B. Supplemental Materials

Plaintiffs have attached certain supplementary documents to their Response, prompting the Attorney General to argue that these materials should not be considered on a motion to dismiss. (AG Reply at 3-4.) In particular, Plaintiffs have attached an August 2007 indictment of Fieger and Vernon Johnson, which arises from the investigation at issue in this case (Exhibit A); a May 2007 affidavit of Jill Simpson related to the investigation of one-time Alabama Governor Don Siegelman (Exhibit B); an October 2004 order of the United States District Court for the Northern District of Alabama dismissing with prejudice the indictment against Siegelman and Paul Harmick (Exhibit C); a September 2007 New York Times article by Adam Nossiter regarding the prosecution of Siegelman (Exhibit D); a February 2007 article by Donald C. Shields and John F. Cragan regarding investigations conducted by George W. Bush's Department of Justice (Exhibit E); and a September 2007 article by Scott Horton in Harper's Magazine regarding politically-motivated investigations allegedly conducted by the Bush Justice Department (Exhibit F).

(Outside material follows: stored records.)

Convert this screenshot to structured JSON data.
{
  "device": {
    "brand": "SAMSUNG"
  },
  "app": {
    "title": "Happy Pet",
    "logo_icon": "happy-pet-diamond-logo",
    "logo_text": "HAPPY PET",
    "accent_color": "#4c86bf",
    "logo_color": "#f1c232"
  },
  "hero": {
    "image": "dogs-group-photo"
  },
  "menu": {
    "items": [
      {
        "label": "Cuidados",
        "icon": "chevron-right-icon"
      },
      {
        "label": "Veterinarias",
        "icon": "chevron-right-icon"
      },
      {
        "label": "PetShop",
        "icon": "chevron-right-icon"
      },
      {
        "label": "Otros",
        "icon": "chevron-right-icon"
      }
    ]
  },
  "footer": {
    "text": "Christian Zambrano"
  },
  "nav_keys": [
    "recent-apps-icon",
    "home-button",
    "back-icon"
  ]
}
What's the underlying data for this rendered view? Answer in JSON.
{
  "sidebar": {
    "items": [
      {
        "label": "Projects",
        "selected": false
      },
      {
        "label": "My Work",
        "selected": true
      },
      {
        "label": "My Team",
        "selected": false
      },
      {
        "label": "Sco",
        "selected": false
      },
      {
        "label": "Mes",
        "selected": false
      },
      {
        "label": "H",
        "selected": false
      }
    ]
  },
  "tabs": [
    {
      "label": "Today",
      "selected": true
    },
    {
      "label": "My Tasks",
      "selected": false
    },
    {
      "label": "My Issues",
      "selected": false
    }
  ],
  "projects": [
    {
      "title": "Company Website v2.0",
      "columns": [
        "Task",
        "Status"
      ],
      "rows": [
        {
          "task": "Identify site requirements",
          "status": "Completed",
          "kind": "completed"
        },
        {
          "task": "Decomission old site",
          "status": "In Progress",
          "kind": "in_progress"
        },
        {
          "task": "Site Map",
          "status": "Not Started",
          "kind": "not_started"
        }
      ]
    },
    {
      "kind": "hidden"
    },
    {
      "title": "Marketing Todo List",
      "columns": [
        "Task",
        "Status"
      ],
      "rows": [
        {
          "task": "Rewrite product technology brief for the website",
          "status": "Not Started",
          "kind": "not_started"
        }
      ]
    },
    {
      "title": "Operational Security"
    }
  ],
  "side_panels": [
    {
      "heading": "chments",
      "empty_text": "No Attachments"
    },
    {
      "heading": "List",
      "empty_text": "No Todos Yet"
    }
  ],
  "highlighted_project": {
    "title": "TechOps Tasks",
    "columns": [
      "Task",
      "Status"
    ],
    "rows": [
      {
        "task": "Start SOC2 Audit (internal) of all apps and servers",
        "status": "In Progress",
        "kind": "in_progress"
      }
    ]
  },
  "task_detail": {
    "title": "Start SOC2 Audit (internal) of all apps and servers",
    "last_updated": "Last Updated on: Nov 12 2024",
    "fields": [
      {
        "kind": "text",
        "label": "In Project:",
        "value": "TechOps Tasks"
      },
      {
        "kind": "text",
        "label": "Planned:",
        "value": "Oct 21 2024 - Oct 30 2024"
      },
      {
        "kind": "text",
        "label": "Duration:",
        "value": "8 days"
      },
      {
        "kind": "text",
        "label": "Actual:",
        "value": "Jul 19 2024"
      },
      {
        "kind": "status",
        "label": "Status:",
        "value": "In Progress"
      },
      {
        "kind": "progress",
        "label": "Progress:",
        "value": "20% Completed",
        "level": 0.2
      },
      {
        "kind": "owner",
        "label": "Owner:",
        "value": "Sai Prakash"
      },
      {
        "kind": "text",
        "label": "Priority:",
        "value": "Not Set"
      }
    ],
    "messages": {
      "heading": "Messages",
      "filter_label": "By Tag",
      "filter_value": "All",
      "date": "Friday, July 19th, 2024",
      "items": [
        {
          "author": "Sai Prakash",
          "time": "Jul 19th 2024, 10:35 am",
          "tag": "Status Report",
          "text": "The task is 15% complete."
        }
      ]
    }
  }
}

The court may take judicial notice of matters in the public record, Palay v. United States, 349 F.3d 418, 425 n.5 (7th Cir. 2003), such as the indictment.Thus, the court will consider Exhibit A.

As for Exhibits B through F, whether the court can consider this evidence depends on the adequacy of the allegations in the Beams' Amended Complaint. When a court analyzes a motion to dismiss for lack of subject matter jurisdiction, the court treats the Rule 12(b)(1) motion like any other motion to dismiss and assumes that the allegations of the complaint are true. United Phosphorus, Ltd. v. Angus Chem. Co., 322 F.3d 942, 946 (7th Cir. 2003) (en banc). If those allegations are adequate to establish subject matter jurisdiction, a party challenging the complaint may offer supporting affidavits and other materials for the court's consideration. Id. Here, the Defendants challenge both the sufficiency of the allegations in the complaint and the factual basis for the Beams' invocation of subject matter jurisdiction. United Phosphorus does not address whether the party seeking to invoke federal jurisdiction may provide documentary evidence to buttress the factual allegations of the complaint, but the court believes that the plaintiffs may do so in this case. See Capitol Leasing Co. v. FDIC, 999 F.2d 188, 191 (7th Cir. 1993) ("The district court may properly look beyond the jurisdictional allegations of the complaint and view whatever evidence has been submitted on the issue to determine whether in fact subject matter jurisdiction exists."). In Capitol Leasing, the court noted that a subject matter jurisdiction challenge must always be brought as a motion to dismiss rather than a motion for summary judgment, because a court may not consider the merits of an action if it lacks jurisdiction; thus, "jurisdiction is inappropriate for summary judgment." Id. In other words, a court could never evaluate documentary evidence when determining whether it has subject matter jurisdiction if it could not do so at the motion to dismiss stage. To the extent the documentary evidence is useful, the court will therefore consider it when analyzing the factual basis of the Beams' attempt to invoke federal jurisdiction.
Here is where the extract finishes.